We Are Not Alone
Directed by Barry Kim
Looking for signs of life on "the Death Planet" can seem like a cosmic joke. The neverland stretching between Earth and Mars has seized 20 of the 36 spacecrafts that have been launched in the past four decades, sending them spiraling into infinite nothingness. Those probes that somehow manage to reach the red planet after spinning through 300 million miles of darkness still have to survive the "six minutes of terror"--a moment of impact when the Martian surface may destroy a lifetime of work. Knowing this, many space cowboys find it difficult to accept that some of NASA's $400-million rovers will explode before they even leave the Earth's stratosphere, never getting the chance to make a crash landing.
If you want to be an astro-scientist, you've got to be a profound optimist.

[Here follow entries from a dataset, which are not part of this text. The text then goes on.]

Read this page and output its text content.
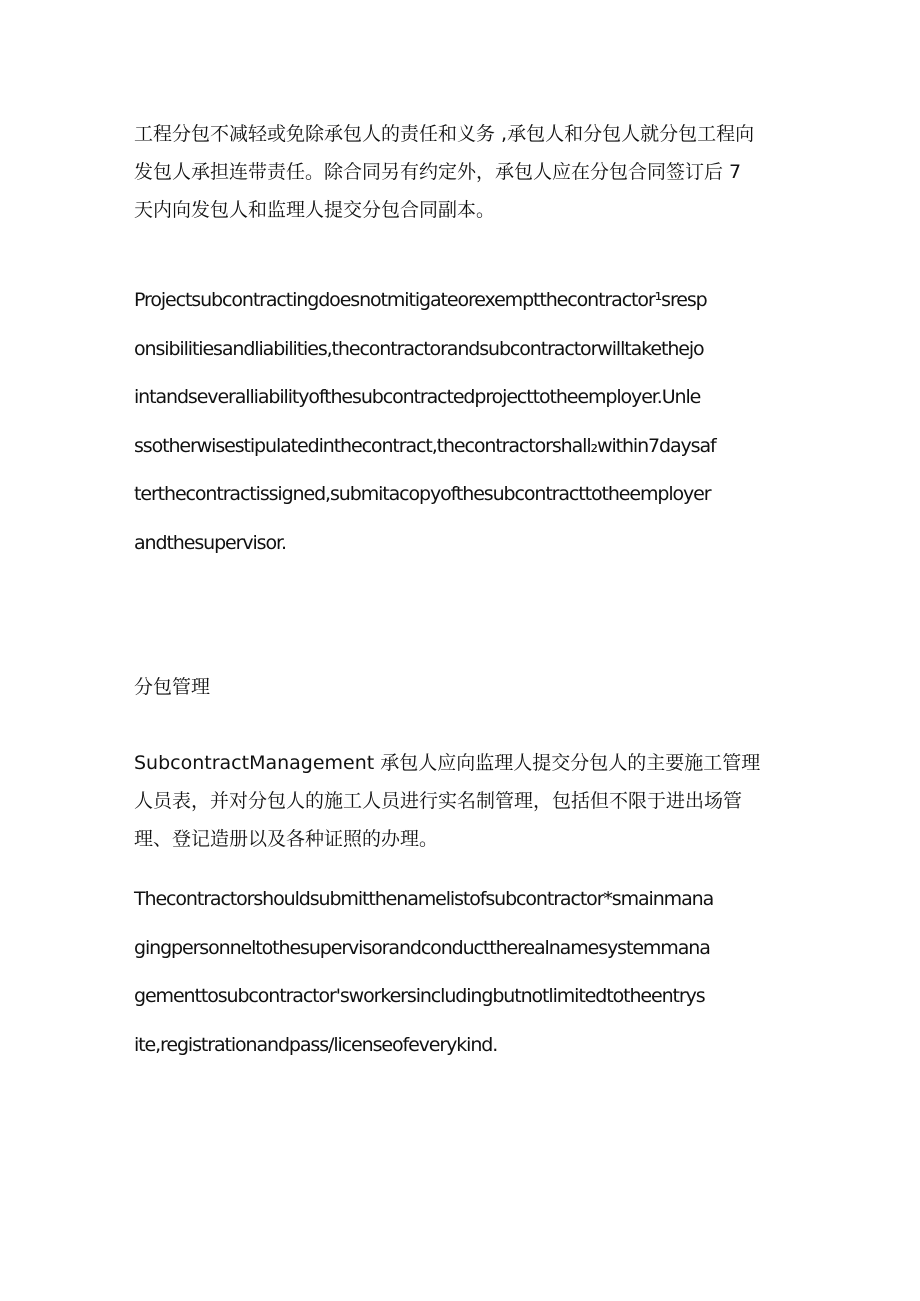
工程分包不减轻或免除承包人的责任和义务 ,承包人和分包人就分包工程向
发包人承担连带责任。除合同另有约定外，承包人应在分包合同签订后 7
天内向发包人和监理人提交分包合同副本。

Projectsubcontractingdoesnotmitigateorexemptthecontractor¹sresp
onsibilitiesandliabilities,thecontractorandsubcontractorwilltakethejo
intandseveralliabilityofthesubcontractedprojecttotheemployer.Unle
ssotherwisestipulatedinthecontract,thecontractorshall₂within7daysaf
terthecontractissigned,submitacopyofthesubcontracttotheemployer
andthesupervisor.

分包管理

SubcontractManagement 承包人应向监理人提交分包人的主要施工管理
人员表，并对分包人的施工人员进行实名制管理，包括但不限于进出场管
理、登记造册以及各种证照的办理。

Thecontractorshouldsubmitthenamelistofsubcontractor*smainmana
gingpersonneltothesupervisorandconducttherealnamesystemmana
gementtosubcontractor'sworkersincludingbutnotlimitedtotheentrys
ite,registrationandpass/licenseofeverykind.
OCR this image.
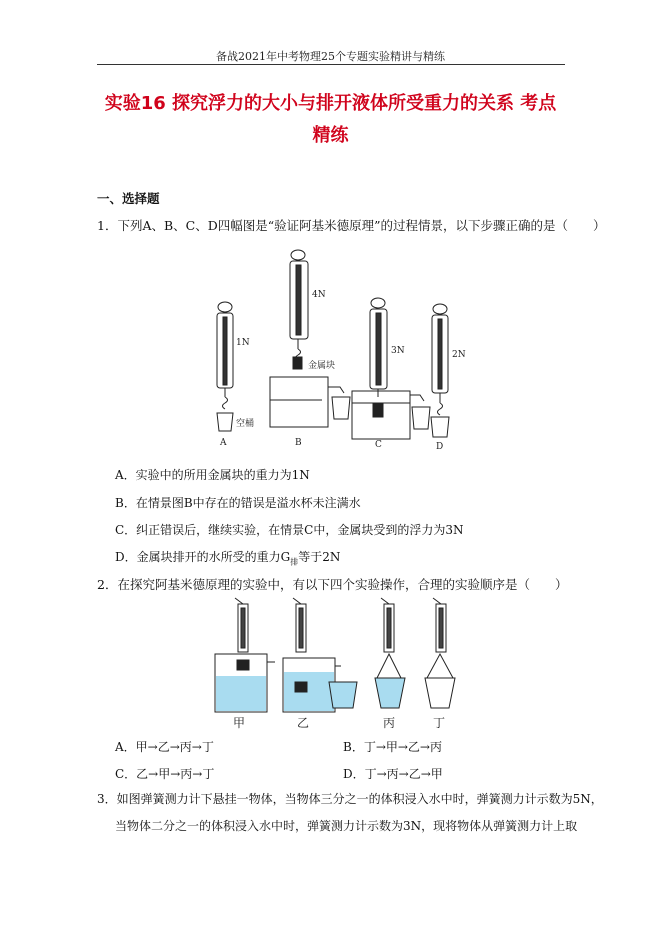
备战2021年中考物理25个专题实验精讲与精练
实验16 探究浮力的大小与排开液体所受重力的关系 考点
精练
一、选择题
1．下列A、B、C、D四幅图是“验证阿基米德原理”的过程情景，以下步骤正确的是（　　）
1N
4N
3N	2N
空桶
金属块
A	B	C	D
A．实验中的所用金属块的重力为1N
B．在情景图B中存在的错误是溢水杯未注满水
C．纠正错误后，继续实验，在情景C中，金属块受到的浮力为3N
D．金属块排开的水所受的重力$G_排$等于2N
2．在探究阿基米德原理的实验中，有以下四个实验操作，合理的实验顺序是（　　）
甲	乙	丙	丁
A．甲→乙→丙→丁	B．丁→甲→乙→丙
C．乙→甲→丙→丁	D．丁→丙→乙→甲
3．如图弹簧测力计下悬挂一物体，当物体三分之一的体积浸入水中时，弹簧测力计示数为5N，
当物体二分之一的体积浸入水中时，弹簧测力计示数为3N，现将物体从弹簧测力计上取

Gazing up at the vast sky above him, Steven Squyres looks like he fits the part. In IMAX's 20-minute short Mars 3-D, the Cornell University astronomy professor watches from the launch site as Spirit, one of the two rovers he helped to create, prepares for its voyage to Mars. As Squyres's wife and daughter look on, he fixes his eyes on his baby. "Come on, darlin'," he says to the rover. You can almost hear the whole country saying it with him: Come on.
"I think saying goodbye was emotional for him," says Mars executive producer Melissa Butts of Squyres's June 2003 parting with Spirit. Butts, whose introduction to the flask and beaker life came as production manager of the locally produced PBS science show Newton's Apple, developed an affection for Squyres's darlins while following the mission at the Kennedy Space Center. "Scientists become attached to the rovers. Soon they're referring to them as 'her' and 'she.' It's like they have personalities and lives of their own."
With their craning necks and ducklike bodies, the twin rovers Spirit and Opportunity wobble around the lab like curious toddlers investigating their surroundings. Of course, as soon as they land safely on Mars, we're reminded that these toddlers weigh 400 pounds each and can explore nearly as much territory in one day as their predecessor, Sojourner, covered in three months. Equipped with microscopes, spectrometers, drills, and eight cameras, these robotic geologists collect samples and photographs from Mars, helping to map out provinces that few non-scientists--save sci-fi movie buffs and acid-tripping college students--claim to have seen.
On the big screen for the first time, alternating between high-definition 2D and 3D, the rovers' footage zooms in on bluish mineral deposits, thirsty craters, and rust-colored surfaces etched in snaking, veinlike patterns that are scribbled across the planet like a written history. You can see the ghost of Mars hovering somewhere between the panoramic shots of cracked ground and jagged, burnt-orange peaks--images that could have been culled from Gerry, Gus Van Sant's existential ode to the American desert. At times, the Death Valley-like landscape in Mars seems to obscure the one essential difference in the way we compare our planet to its closest neighbors. On earth, water that has turned to dust makes the desert into a graveyard. On Mars, a watery grave that once existed could be proof of life.
"In a way, we're demystifying Mars," says Butts, who works for the Minneapolis-based production company Twist. "You're used to seeing animation and B movies of Mars, and then you actually see these images projected in 3D and there are no little green men running around. It's almost like you're standing there. You can stand in a desert with an incredibly mountainous region behind it and it looks like the desert on earth. That surprised me.
"Mars and Earth are roughly the same age," Butts points out. "There's this theory now that because Mars and Earth have been exchanging material for a while now, life on Earth may have formed from Mars."
She pauses for a moment, considering what this means. "That would make us all Martians," she says.
As the impact of that statement hits you, let your six minutes of terror begin.